In this case the prime example is James Dean, the sultry, mumbling young rebel who was every teenage boy's inner vision of himself and every girl's dream. His dramatic death in a head-on collision in his Porsche fixed him forever in the formaldehyde at fantasy.
This Australian premiere of Come Back to the Five and Dime, Jimmy Dean, Jimmy Dean, has been dedicated to film director Robert Altman who directed both the American stage show and the film version. By coincidence, 1985 is the 60th anniversary of Brisbane repertory, Robert Altman's 60th birthday and the 30th anniversary of James Dean's death.

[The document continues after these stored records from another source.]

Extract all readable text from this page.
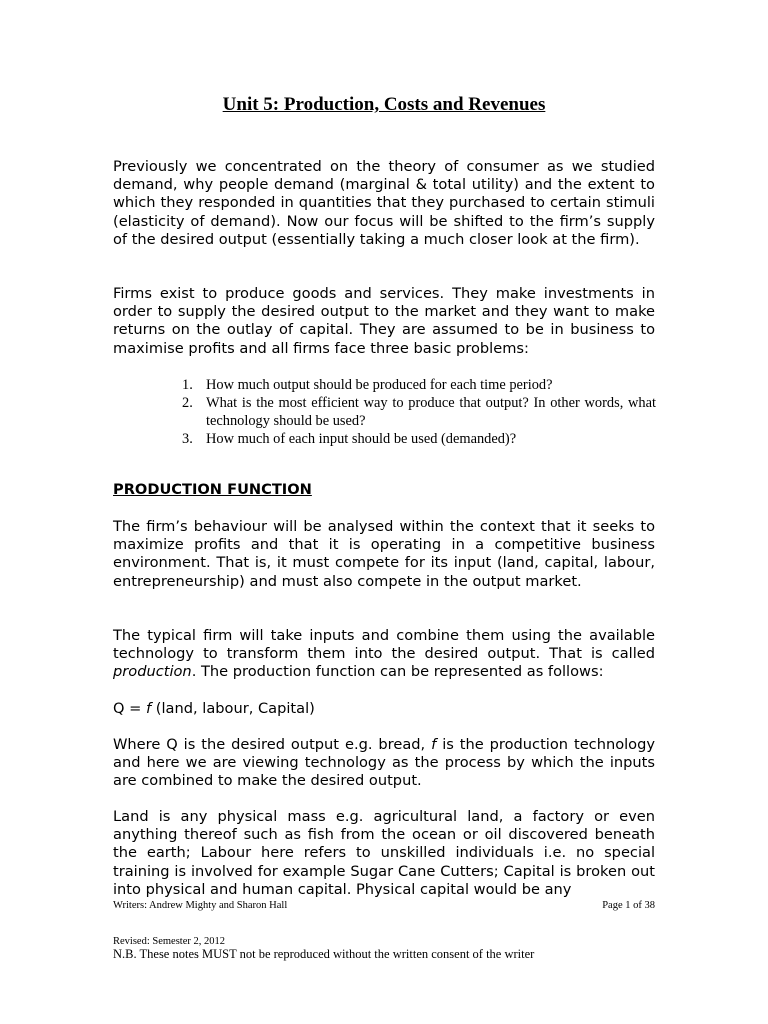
Unit 5: Production, Costs and Revenues

Previously we concentrated on the theory of consumer as we studied demand, why people demand (marginal & total utility) and the extent to which they responded in quantities that they purchased to certain stimuli (elasticity of demand). Now our focus will be shifted to the firm’s supply of the desired output (essentially taking a much closer look at the firm).

Firms exist to produce goods and services. They make investments in order to supply the desired output to the market and they want to make returns on the outlay of capital. They are assumed to be in business to maximise profits and all firms face three basic problems:

1. How much output should be produced for each time period?
2. What is the most efficient way to produce that output? In other words, what technology should be used?
3. How much of each input should be used (demanded)?
PRODUCTION FUNCTION

The firm’s behaviour will be analysed within the context that it seeks to maximize profits and that it is operating in a competitive business environment. That is, it must compete for its input (land, capital, labour, entrepreneurship) and must also compete in the output market.

The typical firm will take inputs and combine them using the available technology to transform them into the desired output. That is called production. The production function can be represented as follows:

Q = f (land, labour, Capital)

Where Q is the desired output e.g. bread, f is the production technology and here we are viewing technology as the process by which the inputs are combined to make the desired output.

Land is any physical mass e.g. agricultural land, a factory or even anything thereof such as fish from the ocean or oil discovered beneath the earth; Labour here refers to unskilled individuals i.e. no special training is involved for example Sugar Cane Cutters; Capital is broken out into physical and human capital. Physical capital would be any

Writers: Andrew Mighty and Sharon Hall	Page 1 of 38

Revised: Semester 2, 2012

N.B. These notes MUST not be reproduced without the written consent of the writer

In his letter acknowledging the dedication, Altman says "superstars are really an excuse for the masses to circumvent their own reality". And Graczyk's play examines the effect of cult behaviour on people's lives.
The set is eloquently nostalgic: the Art Deco jukebox, green and white patterned linoleum, the advertisement showing young Ronald Reagan promoting Chesterfield cigarettes are all true to the era. Here, in the small-town squalor of south-west Texas, the local James Dean fan club meets at the five-and-dime store 20 years after the death of their idol.
In spite of the perfect setting, the opening scenes lacked cohesion. A series of blackouts and time switches across 20-year gaps were too frequent and indistinct, and the cast seemed to be floundering to avoid dead spots in the script.
Central character is Mousy Mona (Gabrielle Lambrose), who for years has been the centre of attention due to her claim that James Dean fathered her son. She is aided and abetted by prissy, god-fearing old Juanita (Bev Langford) and members of the fan club, gormless Edna Louise (Shauna Conlon) and vulgar Stella May (Katrina Devery). They are all well cast but star of the show is undoubtedly Rosamund Vidgen as Sissy, the brassy, brave, provocative belle with the big boobs and a voice like Southern Comfort.
As the evening progresses, an unexpected arrival (Dianne Eden) throws the cat among the pigeons. Beer bottles are opened and tongues loosened. Revelations, secrets and tragedies are shared and moments of truth are finally faced. As Juanita says: "Believin' is so funny. What you believe in don't even know you exist."